March 30, 2008

Doug Glanville: Baseball and the Plankton of Opportunity: "Since a baseball player has the memory of an elephant, my first spring training with the Chicago Cubs might as well have happened yesterday," nine-year Major Leaguer Doug Glanville writes in today's New York Times. "My first roommate was a sleepwalker. He woke up in the middle of the night yelling at shadows; once he crawled into my twin bed after a late-night rant. After that I slept with one eye open and a Pro Stock model M159 baseball bat nearby." More wordsmithing to mark opening night comes from George Will and William Ecenbarger.

posted by rcade to baseball at 10:07 AM - 5 comments

baseball games are like sunsets -- even the worst of them are worthwhile. I watched the games from Tokyo. I'll watch the game from Washington tonight. But the true opening day is tomorrow (Monday). It's a national holiday in my life, and I don't go to work. The start of the regular baseball season means spring is here, and summer won't be far behind. Glanville's story brings up something I've always been curious about. For a young player, starting his first full season with the big club, things must seem like a blur. So many games, so many places, bigger crowds, higher expectations. But he brings up a good point about guys being willing to give it all for the majority of their young lives in order to take a shot at possibly making it. It sounds glamorous, but for most, the realization they aren't good enough and it will only be a matter of time before the game they've devoted so much time to bumps them out, it has to be a tough pill to swallow. Ecenbarger's story was poignant and brings up the exact reason I do take opening day off. You rush through life practically every day, trying to keep up with the norms society has decided are supposed to be important to everyone and wind up losing the simple, good things that should be enjoyed. Baseball is one of those good things.

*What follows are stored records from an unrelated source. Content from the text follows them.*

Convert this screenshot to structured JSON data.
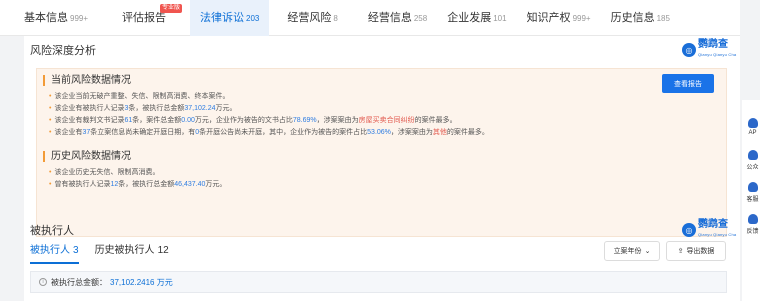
{
  "tabs": [
    {
      "label": "基本信息",
      "count": "999+"
    },
    {
      "label": "评估报告",
      "count": "",
      "badge": "专业版"
    },
    {
      "label": "法律诉讼",
      "count": "203"
    },
    {
      "label": "经营风险",
      "count": "8"
    },
    {
      "label": "经营信息",
      "count": "258"
    },
    {
      "label": "企业发展",
      "count": "101"
    },
    {
      "label": "知识产权",
      "count": "999+"
    },
    {
      "label": "历史信息",
      "count": "185"
    }
  ],
  "risk_section": {
    "title": "风险深度分析",
    "logo_text": "鹦鹉查",
    "logo_sub": "Qianyu Qianyu Cha",
    "report_button": "查看报告",
    "current": {
      "heading": "当前风险数据情况",
      "l1": "该企业当前无破产重整、失信、限制高消费、终本案件。",
      "l2_a": "该企业有被执行人记录",
      "l2_b": "3",
      "l2_c": "条，被执行总金额",
      "l2_d": "37,102.24",
      "l2_e": "万元。",
      "l3_a": "该企业有裁判文书记录",
      "l3_b": "61",
      "l3_c": "条，案件总金额",
      "l3_d": "0.00",
      "l3_e": "万元，企业作为被告的文书占比",
      "l3_f": "78.69%",
      "l3_g": "，涉案案由为",
      "l3_h": "房屋买卖合同纠纷",
      "l3_i": "的案件最多。",
      "l4_a": "该企业有",
      "l4_b": "37",
      "l4_c": "条立案信息尚未确定开庭日期，有",
      "l4_d": "0",
      "l4_e": "条开庭公告尚未开庭，其中，企业作为被告的案件占比",
      "l4_f": "53.06%",
      "l4_g": "，涉案案由为",
      "l4_h": "其他",
      "l4_i": "的案件最多。"
    },
    "history": {
      "heading": "历史风险数据情况",
      "l1": "该企业历史无失信、限制高消费。",
      "l2_a": "曾有被执行人记录",
      "l2_b": "12",
      "l2_c": "条，被执行总金额",
      "l2_d": "46,437.40",
      "l2_e": "万元。"
    }
  },
  "executed": {
    "title": "被执行人",
    "logo_text": "鹦鹉查",
    "logo_sub": "Qianyu Qianyu Cha",
    "subtabs": [
      {
        "label": "被执行人",
        "count": "3"
      },
      {
        "label": "历史被执行人",
        "count": "12"
      }
    ],
    "filter_label": "立案年份",
    "export_label": "导出数据",
    "summary_label": "被执行总金额：",
    "summary_value": "37,102.2416 万元"
  },
  "right_sidebar": {
    "items": [
      "AP",
      "公众",
      "客服",
      "反馈"
    ]
  }
}
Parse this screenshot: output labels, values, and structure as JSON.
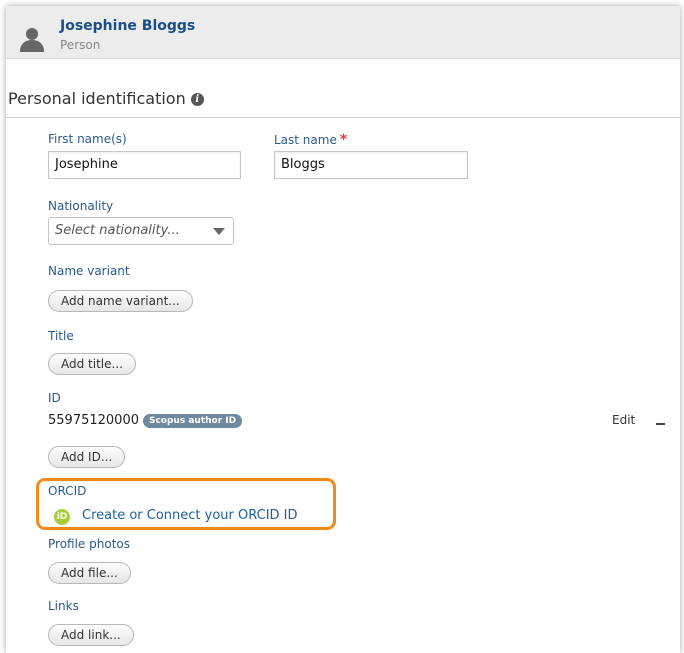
{
  "header": {
    "name": "Josephine Bloggs",
    "type": "Person",
    "avatar_icon": "person-silhouette-icon"
  },
  "section": {
    "title": "Personal identification",
    "info_icon": "info-icon",
    "info_glyph": "i"
  },
  "form": {
    "first_name": {
      "label": "First name(s)",
      "value": "Josephine"
    },
    "last_name": {
      "label": "Last name",
      "required_marker": "*",
      "value": "Bloggs"
    },
    "nationality": {
      "label": "Nationality",
      "placeholder": "Select nationality..."
    },
    "name_variant": {
      "label": "Name variant",
      "button": "Add name variant..."
    },
    "title": {
      "label": "Title",
      "button": "Add title..."
    },
    "id": {
      "label": "ID",
      "value": "55975120000",
      "badge": "Scopus author ID",
      "edit": "Edit",
      "remove_icon": "minus-icon",
      "button": "Add ID..."
    },
    "orcid": {
      "label": "ORCID",
      "icon": "orcid-icon",
      "icon_text": "iD",
      "link": "Create or Connect your ORCID ID",
      "highlight_color": "#f28a18"
    },
    "profile_photos": {
      "label": "Profile photos",
      "button": "Add file..."
    },
    "links": {
      "label": "Links",
      "button": "Add link..."
    }
  },
  "colors": {
    "label": "#2a5a8e",
    "name": "#1a4e8a",
    "required": "#e03b3b",
    "badge": "#6d8aa0",
    "orcid_green": "#a6ce39"
  }
}
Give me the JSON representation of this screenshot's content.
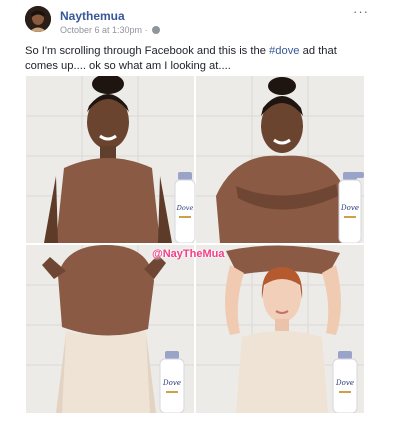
{
  "post": {
    "author_name": "Naythemua",
    "timestamp": "October 6 at 1:30pm",
    "separator": "·",
    "more_icon": "···",
    "text_before": "So I'm scrolling through Facebook and this is the ",
    "hashtag": "#dove",
    "text_after": " ad that comes up.... ok so what am I looking at...."
  },
  "image": {
    "watermark": "@NayTheMua",
    "bottle_brand": "Dove",
    "panels": [
      {
        "name": "panel-1",
        "description_color": "#8b5a42"
      },
      {
        "name": "panel-2",
        "description_color": "#8b5a42"
      },
      {
        "name": "panel-3",
        "description_color": "#efe3d5"
      },
      {
        "name": "panel-4",
        "description_color": "#efe3d5"
      }
    ]
  },
  "colors": {
    "link": "#385898",
    "text": "#1d2129",
    "meta": "#90949c",
    "watermark": "#f1408a",
    "shirt": "#8a5a44",
    "bottle_cap": "#9aa3c8"
  }
}
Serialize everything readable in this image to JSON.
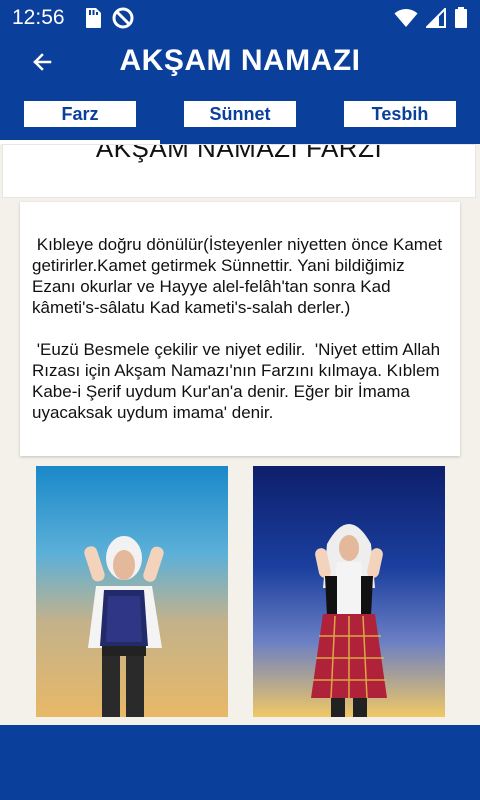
{
  "status_bar": {
    "time": "12:56",
    "left_icons": [
      "sd-card-icon",
      "no-disturb-icon"
    ],
    "right_icons": [
      "wifi-icon",
      "signal-icon",
      "battery-icon"
    ]
  },
  "app_bar": {
    "back_icon": "arrow-left-icon",
    "title": "AKŞAM NAMAZI"
  },
  "tabs": [
    {
      "label": "Farz",
      "selected": true
    },
    {
      "label": "Sünnet",
      "selected": false
    },
    {
      "label": "Tesbih",
      "selected": false
    }
  ],
  "content": {
    "section_title": "AKŞAM NAMAZI FARZI",
    "paragraphs": [
      " Kıbleye doğru dönülür(İsteyenler niyetten önce Kamet getirirler.Kamet getirmek Sünnettir. Yani bildiğimiz Ezanı okurlar ve Hayye alel-felâh'tan sonra Kad kâmeti's-sâlatu Kad kameti's-salah derler.)",
      " 'Euzü Besmele çekilir ve niyet edilir.  'Niyet ettim Allah Rızası için Akşam Namazı'nın Farzını kılmaya. Kıblem Kabe-i Şerif uydum Kur'an'a denir. Eğer bir İmama uyacaksak uydum imama' denir."
    ],
    "images": [
      "man-praying-illustration",
      "woman-praying-illustration"
    ]
  },
  "colors": {
    "primary": "#0a3f9c",
    "background": "#f4f0ea",
    "surface": "#ffffff"
  }
}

posted by dyams at 02:40 PM on March 30, 2008

Three great choices for posting, rcade. It's nice to have baseball in Washington again, if only so writers like George Will can devote some words to it. I noticed in the biographical sketch at the end of the Glanville piece that he had majored in science systems and engineering at Penn. I don't think I've ever met an engineer who can craft sentences like that. Obviously he did something in his college career other than play baseball. I agree with dyams on the Ecenbarger column. Watching a baseball game is the perfect time to sit and talk, sometimes about baseball. Sport, and particularly baseball, is the common language between me and my son. I can only pray that when we are forced to stop talking that I have said enough.

posted by Howard_T at 03:09 PM on March 30, 2008

Doug Glanville's great. If Amazon.Com ever devises a service to pre-order books by people who ought to write one, he'd be one of my first orders. The Nats began the season (the non-international portion at least) with a walk-off by Ryan Zimmerman at its new park. Baseball looks great in HD.

posted by rcade at 06:51 AM on March 31, 2008

That was a great way to start the season in North America with that walk-off homer. How dramatic. Just an incredible way to open a beautiful new ballpark in front of a sellout crowd and a national TV audience. Washington fans in attendance will always remember that. Hopefully the weather at Yankee Stadium this afternoon is better than where I live in New York, because it absolutely sucks here. Tuesday doesn't sound much better.

posted by dyams at 07:29 AM on March 31, 2008

Great piece. I have been trying to get the baseball spirit going in my friends and family, and even myself, but it has snowed every day this week. I keep saying "It's opening day!" to people and all I get are laughs. Oh well, I guess I'll grab a shovel, clear out a couple of spaces and have a catch with the boy. It's a sad state when I read about a plankton of opportunity and immediately think of a scheme to steal crabby patties.